Just like you said, other countries do better than this; a car is simply transportation, and once I can afford another monthly payment, I'll most likely buy a Corolla or a Civic and use the truck only when I need a truck for something.

12th Nov 2007, 16:40

Nr. 70! I made Nr. 70!

It's just to inviting to add another comment. I live in the US and I vacationed in Germany and France last summer. We rented VW Passat TDI station wagon with manual 6 speed and achieved 52 miles per US Gallon with 4 people, light luggage and air conditioner on at a cruising speed of 140 km/hr = 90 mph. It was fun to drive and once I took it to 225 km/h = 135 mph just to see what's in there! Audi Turbo Diesels win the Les Mans 24 hours all the time. Thanks, Rudolph!

13th Dec 2009, 13:17

1: When you buy a Toyota you're supporting Japan

2: I swear to god this is the ugliest car ever made

3: Expensive parts

4: $3000 dollars for new batteries, which you will probably need in 5 years

I have a 1986 Chevy Sprint that is rated at 45 mpg out of the factory, and it has no expensive batteries, the parts are dirt cheap, but it has broke down once in the 5 years I had it. At least it's made out of steel and decent quality parts. And as of now I'm having the motor and tranny overhauled just because it has 220,000 miles on it, still runs, but just having it done because I had the money.
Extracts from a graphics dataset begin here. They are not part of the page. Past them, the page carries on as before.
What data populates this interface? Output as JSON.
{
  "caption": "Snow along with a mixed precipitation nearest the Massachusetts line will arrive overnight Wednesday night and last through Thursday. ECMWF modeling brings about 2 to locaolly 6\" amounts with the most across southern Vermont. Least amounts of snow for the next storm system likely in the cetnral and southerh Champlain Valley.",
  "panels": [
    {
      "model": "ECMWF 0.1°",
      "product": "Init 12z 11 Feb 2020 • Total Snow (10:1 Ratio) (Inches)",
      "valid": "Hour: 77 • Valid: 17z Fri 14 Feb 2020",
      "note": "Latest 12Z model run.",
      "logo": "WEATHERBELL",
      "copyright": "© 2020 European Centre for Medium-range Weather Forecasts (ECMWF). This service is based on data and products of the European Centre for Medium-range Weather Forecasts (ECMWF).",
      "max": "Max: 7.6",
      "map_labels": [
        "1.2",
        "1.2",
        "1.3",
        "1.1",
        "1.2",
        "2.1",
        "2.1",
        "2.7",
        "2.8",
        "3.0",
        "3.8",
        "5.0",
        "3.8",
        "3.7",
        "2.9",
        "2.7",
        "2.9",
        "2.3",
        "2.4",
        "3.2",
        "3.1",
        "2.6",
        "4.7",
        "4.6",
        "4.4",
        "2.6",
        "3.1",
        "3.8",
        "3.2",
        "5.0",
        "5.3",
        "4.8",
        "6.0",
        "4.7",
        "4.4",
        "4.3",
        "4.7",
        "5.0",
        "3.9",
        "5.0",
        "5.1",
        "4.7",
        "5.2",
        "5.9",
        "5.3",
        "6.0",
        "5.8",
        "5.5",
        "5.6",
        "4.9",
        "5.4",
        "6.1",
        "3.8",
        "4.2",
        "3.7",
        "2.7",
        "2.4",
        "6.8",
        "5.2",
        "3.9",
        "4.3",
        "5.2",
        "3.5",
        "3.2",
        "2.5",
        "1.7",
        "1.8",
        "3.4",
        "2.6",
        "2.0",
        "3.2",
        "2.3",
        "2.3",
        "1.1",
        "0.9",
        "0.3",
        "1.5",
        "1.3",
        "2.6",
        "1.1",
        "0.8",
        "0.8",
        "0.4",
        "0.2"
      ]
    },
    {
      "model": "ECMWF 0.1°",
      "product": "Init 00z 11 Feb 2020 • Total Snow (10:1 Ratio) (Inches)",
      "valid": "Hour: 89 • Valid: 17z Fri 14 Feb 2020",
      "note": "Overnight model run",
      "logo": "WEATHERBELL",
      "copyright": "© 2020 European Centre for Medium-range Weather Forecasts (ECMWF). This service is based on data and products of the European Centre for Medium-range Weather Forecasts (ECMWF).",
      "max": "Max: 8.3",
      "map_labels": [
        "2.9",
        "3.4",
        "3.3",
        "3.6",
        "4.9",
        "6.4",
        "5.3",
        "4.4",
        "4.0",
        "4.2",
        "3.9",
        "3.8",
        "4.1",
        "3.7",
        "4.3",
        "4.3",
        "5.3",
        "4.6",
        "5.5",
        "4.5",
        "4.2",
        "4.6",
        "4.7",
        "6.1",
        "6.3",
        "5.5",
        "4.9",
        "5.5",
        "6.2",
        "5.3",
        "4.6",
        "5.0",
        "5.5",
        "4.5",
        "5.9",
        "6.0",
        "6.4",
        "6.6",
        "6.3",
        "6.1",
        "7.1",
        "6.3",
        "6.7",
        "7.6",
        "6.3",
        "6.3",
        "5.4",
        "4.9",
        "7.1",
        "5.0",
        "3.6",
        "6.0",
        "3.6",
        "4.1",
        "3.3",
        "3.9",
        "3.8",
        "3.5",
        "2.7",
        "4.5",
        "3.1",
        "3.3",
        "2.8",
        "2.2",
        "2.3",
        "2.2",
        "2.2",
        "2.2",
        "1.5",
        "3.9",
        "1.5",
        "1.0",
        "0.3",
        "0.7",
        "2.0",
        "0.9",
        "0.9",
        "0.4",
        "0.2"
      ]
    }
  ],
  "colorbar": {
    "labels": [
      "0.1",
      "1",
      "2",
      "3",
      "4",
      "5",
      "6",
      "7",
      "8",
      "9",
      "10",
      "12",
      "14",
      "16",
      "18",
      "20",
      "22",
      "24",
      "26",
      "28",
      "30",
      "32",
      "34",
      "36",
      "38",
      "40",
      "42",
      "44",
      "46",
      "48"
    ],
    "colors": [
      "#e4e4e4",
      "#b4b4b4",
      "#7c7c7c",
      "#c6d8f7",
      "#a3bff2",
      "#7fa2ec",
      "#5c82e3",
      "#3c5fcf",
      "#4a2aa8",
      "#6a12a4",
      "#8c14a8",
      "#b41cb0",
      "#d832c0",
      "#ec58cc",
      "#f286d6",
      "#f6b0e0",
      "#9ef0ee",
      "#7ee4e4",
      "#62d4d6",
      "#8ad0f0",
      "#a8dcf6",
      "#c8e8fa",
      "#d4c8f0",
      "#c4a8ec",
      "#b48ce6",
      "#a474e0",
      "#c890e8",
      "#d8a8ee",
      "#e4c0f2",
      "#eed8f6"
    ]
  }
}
And it will cost me only $600 for the motor and $1100 dollars for the tranny. (still under the cost of new batteries for the toyota) So what are you really gaining when you buy a Prius?

People are too concerned about looks they just want a new car, when my car is basically new right now with the new motor and tranny. The body is perfect on my car, as long as I keep it clean and put a fresh coat of wax on it every once in a while, it will continue to look nice.

23rd Dec 2009, 17:41

"1: When you buy a Toyota you're supporting Japan"

- So are you. The Chevy Sprint was made for GM by Suzuki. Join the crowd.

"2: I swear to god this is the ugliest car ever made"

- The Sprint isn't what I'd call a shining example of beauty.

"3: Expensive parts"

- Not necessarily. We've had ours 8 years and all the parts (hardly any needed to date) have been inline with conventional cars.

"4: $3000 dollars for new batteries, which you will probably need in 5 years"

- Like I said. We've had ours for 8 years. No battery problems yet. The batteries in these are only charged 40-60%. Thus they get very little wear. Very few of these batteries have had to be replaced in the 10 or more years the car has been in the US.

"I have a 1986 Chevy Sprint that is rated at 45 mpg out of the factory, and it has no expensive batteries, the parts are dirt cheap."

It also has a powertrain that wouldn't meet modern emission requirements. A lot of modern cars have to have massive amounts of emission reduction components, which lowers the overall fuel economy. If your car had to meet these requirements, it would get far worse economy.